Artikel 3.5 Voorkeursvolgorde bij herplaatsing In artikel 3.3 is al het uitgangspunt geformuleerd dat medewerkers met een aanstelling voor bepaalde tijd pas aan bod komen nadat voor het vaste personeel een eerste ronde is geweest. Bij de plaatsingsvolgorde is verder van belang dat eerst bezien wordt of de ambtenaar zijn eigen ongewijzigde functie kan blijven vervullen. Pas als dat niet mogelijk blijkt zal afspiegeling plaatsvinden. Bij de afspiegeling zal derhalve geen rekening worden gehouden met medewerkers met een aanstelling voor bepaalde tijd. Eerst in een eventuele tweede ronde van resterende vacatures zullen deze kunnen deelnemen. Omdat medewerkers met een aanstelling voor bepaalde tijd in zijn geheel zijn uitgezonderd, wijkt op dit punt de procedure iets af van hoofdstuk 10 van de Beleidsregels UWV. Dit geldt ook voor de domeinbepaling die afwijkt van de vestigingsregel zoals die door UWV wordt gehanteerd.
Het afspiegelingsbeginsel wordt toegepast per categorie uitwisselbare functies op basis van de leeftijdsopbouw binnen de betreffende categorie uitwisselbare functies. Het personeel van de categorie uitwisselbare functies wordt ingedeeld in vijf leeftijdsgroepen, te weten van 15 tot 25 jaar, van 25 tot 35 jaar, van 35 tot 45 jaar, van 45 tot 55 jaar en van 55 jaar en ouder. De verdeling van de ontslagen over de leeftijdsgroepen dient op een zodanige wijze plaats te vinden dat de leeftijdsopbouw binnen de categorie uitwisselbare functies vóór en ná verhoudingsgewijs zoveel mogelijk gelijk blijft. Vervolgens wordt binnen elke leeftijdsgroep de werknemer met het kortste dienstverband als eerste voor herplaatsing voorgedragen.
Afspiegeling is niet aan de orde als een unieke functie (een functie die slechts door één werknemer
wordt bekleed) komt te vervallen. Evenmin is afspiegeling aan de orde bij een categorie uitwisselbare functies die geheel komt te vervallen.
Artikel 4.3 Bedenkingen tegen voorstel In lid 3 staat vermeld dat de ambtenaar zich kan laten bijstaan door een raadsman.

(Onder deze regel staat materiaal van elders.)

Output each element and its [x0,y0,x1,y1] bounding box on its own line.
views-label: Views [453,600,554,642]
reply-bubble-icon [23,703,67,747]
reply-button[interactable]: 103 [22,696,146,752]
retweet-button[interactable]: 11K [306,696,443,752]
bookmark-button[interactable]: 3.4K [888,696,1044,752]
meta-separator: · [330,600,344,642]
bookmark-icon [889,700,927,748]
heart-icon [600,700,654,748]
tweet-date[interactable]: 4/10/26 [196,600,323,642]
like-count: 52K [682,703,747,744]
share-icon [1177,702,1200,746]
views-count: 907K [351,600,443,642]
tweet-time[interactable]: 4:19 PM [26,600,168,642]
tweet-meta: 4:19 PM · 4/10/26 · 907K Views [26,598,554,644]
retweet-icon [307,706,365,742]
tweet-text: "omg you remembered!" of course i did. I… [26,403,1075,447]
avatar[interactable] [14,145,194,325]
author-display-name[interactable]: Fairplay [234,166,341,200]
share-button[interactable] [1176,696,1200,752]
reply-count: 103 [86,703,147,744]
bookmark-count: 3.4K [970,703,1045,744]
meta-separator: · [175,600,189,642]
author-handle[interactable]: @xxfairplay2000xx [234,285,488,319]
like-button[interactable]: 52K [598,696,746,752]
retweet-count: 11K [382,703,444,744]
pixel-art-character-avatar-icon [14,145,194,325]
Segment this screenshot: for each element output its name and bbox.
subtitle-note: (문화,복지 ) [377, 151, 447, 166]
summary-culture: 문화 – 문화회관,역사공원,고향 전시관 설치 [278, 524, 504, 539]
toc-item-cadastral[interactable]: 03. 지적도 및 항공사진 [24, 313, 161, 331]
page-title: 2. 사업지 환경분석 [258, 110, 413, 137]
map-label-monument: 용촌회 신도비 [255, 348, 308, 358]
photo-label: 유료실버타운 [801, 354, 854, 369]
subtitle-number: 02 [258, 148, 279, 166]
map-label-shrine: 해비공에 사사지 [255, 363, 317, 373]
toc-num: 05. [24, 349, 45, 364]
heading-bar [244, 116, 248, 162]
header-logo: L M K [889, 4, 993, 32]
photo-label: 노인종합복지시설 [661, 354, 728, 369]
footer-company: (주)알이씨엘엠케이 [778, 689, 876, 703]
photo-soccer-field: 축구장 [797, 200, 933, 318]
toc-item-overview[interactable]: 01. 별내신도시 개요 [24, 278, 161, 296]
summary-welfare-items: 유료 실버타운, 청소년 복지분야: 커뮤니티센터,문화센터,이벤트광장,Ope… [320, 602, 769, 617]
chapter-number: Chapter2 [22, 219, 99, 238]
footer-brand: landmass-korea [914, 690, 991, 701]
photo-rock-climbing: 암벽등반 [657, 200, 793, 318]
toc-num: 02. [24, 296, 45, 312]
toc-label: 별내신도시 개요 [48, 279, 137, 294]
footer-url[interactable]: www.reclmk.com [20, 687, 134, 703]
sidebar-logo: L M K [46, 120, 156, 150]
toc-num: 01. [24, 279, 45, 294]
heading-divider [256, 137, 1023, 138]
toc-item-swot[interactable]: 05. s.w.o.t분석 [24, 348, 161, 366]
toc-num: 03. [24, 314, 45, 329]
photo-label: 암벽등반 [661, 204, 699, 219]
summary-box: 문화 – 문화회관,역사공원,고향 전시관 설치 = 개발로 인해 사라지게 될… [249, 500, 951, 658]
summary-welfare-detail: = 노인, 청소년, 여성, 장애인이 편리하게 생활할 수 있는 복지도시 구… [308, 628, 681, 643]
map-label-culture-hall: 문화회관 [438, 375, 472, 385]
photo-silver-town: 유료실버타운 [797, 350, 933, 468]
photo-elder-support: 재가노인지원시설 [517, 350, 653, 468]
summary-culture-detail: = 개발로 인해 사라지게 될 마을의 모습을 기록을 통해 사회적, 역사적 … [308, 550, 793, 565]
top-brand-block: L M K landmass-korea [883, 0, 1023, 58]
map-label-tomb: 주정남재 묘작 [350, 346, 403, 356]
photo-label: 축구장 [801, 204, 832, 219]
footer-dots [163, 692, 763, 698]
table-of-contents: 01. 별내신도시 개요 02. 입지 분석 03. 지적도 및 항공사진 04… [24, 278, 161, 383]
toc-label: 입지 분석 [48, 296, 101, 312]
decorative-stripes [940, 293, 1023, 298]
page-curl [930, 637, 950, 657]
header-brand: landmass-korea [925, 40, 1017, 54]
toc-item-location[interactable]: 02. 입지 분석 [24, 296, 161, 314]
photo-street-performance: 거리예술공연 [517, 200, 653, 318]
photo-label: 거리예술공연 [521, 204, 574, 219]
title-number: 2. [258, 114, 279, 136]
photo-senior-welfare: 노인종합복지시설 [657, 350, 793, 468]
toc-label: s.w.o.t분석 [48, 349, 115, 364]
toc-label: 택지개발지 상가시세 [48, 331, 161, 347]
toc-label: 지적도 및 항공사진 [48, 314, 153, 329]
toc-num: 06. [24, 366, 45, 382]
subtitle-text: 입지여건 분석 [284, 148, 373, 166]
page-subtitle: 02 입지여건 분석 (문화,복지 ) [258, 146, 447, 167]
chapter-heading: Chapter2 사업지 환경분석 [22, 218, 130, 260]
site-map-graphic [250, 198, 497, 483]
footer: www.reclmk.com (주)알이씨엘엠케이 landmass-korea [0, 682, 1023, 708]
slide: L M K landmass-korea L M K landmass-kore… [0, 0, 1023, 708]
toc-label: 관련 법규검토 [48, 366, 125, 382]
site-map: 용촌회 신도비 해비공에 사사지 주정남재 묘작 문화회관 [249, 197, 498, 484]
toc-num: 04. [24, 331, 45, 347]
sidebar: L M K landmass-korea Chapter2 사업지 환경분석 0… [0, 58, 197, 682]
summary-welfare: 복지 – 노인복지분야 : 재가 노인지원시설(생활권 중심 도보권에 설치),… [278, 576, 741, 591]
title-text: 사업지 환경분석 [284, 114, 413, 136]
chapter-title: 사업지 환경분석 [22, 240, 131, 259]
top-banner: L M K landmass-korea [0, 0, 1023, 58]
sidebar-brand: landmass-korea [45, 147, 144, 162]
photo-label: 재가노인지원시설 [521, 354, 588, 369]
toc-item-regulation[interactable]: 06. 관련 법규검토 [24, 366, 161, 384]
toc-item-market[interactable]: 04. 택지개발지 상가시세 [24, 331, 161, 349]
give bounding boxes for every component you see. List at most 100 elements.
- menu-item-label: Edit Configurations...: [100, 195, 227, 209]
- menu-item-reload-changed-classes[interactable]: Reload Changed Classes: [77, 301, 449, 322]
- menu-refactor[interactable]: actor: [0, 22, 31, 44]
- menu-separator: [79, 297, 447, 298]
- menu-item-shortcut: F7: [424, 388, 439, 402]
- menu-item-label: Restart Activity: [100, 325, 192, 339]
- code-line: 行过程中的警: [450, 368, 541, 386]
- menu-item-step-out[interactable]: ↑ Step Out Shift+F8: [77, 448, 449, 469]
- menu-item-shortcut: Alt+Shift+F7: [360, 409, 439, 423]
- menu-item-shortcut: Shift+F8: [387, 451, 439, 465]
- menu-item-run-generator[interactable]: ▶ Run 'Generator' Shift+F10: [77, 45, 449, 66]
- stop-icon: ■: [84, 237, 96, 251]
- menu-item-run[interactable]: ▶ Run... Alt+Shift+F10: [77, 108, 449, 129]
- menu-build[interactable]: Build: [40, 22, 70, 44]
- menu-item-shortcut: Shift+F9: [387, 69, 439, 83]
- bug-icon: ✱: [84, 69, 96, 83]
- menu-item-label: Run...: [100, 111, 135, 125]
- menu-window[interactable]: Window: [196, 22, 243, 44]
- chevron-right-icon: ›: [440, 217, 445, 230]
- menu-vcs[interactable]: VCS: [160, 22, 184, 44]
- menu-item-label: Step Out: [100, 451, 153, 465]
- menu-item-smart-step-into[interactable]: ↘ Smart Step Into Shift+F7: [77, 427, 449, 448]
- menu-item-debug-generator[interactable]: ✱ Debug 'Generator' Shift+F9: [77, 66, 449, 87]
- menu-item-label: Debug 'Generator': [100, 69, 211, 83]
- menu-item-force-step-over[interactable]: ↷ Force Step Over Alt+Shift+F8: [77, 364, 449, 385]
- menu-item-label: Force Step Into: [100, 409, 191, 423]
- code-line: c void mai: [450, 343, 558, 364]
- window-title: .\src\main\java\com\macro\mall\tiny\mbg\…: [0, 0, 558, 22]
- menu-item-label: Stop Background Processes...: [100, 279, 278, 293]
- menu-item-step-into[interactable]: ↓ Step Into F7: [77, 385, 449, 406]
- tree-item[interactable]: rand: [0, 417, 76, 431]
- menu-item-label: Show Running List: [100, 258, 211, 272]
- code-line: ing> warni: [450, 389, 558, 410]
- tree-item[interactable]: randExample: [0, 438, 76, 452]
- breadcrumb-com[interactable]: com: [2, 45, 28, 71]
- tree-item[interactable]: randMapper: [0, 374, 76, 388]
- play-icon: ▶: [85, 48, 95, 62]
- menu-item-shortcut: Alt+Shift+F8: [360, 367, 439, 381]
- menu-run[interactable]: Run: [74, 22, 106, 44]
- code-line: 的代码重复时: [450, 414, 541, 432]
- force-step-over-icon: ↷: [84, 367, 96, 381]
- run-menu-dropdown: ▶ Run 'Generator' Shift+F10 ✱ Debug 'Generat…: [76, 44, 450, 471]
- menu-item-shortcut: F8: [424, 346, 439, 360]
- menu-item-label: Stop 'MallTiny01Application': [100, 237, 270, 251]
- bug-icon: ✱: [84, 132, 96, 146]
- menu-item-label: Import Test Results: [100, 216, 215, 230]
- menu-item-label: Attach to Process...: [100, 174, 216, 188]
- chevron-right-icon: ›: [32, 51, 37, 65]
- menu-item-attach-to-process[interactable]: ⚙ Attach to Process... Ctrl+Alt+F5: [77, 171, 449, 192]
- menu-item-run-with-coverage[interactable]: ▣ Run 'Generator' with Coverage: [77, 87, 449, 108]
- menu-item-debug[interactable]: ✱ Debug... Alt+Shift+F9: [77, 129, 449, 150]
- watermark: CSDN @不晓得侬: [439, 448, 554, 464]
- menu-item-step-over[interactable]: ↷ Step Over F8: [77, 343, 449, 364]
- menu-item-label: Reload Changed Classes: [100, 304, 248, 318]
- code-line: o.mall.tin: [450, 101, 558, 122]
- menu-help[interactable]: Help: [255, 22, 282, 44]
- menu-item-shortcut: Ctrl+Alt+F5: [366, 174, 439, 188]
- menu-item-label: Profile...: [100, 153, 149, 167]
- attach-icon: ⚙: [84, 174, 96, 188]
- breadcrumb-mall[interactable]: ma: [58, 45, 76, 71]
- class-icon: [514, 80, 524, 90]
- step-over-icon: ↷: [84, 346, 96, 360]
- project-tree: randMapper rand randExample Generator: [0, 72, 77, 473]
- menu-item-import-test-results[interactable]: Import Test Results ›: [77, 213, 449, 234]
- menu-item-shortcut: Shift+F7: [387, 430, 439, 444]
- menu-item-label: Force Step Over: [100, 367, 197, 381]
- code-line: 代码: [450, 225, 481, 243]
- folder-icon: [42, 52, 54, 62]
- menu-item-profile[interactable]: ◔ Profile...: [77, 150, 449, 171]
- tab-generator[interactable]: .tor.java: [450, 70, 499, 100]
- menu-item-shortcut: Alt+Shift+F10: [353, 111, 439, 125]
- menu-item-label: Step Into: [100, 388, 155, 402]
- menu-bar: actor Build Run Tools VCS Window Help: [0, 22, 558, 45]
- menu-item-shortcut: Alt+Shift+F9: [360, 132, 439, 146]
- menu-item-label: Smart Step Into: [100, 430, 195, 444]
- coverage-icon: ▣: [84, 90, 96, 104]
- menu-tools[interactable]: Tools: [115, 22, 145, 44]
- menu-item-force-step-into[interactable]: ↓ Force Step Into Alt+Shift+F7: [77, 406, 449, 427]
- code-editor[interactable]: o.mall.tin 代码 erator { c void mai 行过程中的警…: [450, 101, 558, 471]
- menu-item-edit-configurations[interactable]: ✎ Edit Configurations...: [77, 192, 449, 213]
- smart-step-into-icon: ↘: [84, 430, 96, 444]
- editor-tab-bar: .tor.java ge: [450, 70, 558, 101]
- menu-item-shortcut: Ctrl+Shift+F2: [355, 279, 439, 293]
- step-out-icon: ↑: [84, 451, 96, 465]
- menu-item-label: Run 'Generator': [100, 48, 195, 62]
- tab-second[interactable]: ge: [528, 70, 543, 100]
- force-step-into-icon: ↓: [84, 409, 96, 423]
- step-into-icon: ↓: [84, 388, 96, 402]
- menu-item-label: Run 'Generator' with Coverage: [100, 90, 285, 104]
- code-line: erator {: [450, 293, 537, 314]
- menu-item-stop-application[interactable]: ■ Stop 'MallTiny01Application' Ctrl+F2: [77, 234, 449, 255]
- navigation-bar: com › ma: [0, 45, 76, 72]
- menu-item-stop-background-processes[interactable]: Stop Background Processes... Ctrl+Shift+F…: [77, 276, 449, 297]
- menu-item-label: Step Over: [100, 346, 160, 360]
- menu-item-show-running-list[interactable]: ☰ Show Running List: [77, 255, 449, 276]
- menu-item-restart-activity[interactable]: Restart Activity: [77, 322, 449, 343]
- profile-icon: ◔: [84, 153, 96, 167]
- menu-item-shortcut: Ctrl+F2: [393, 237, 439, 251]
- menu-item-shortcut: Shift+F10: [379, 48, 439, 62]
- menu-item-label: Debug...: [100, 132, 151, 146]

Dit kan een jurist zijn van een vakbond of een rechtsbijstandverzekeraar. Het recht op bijstand vloeit voort uit de Algemene wet bestuursrecht. Een raadsman kan ook een adviseur, een vriend, kennis of familielid zijn. Eventuele kosten zijn voor rekening van de ambtenaar.
Artikel 5.1 Werkingssfeer hoofdstuk Dit hoofdstuk is niet van toepassing op gemeentelijke herindelingen. Dan is de wet Wet Algemene regels herindeling (Ahri) van toepassing is.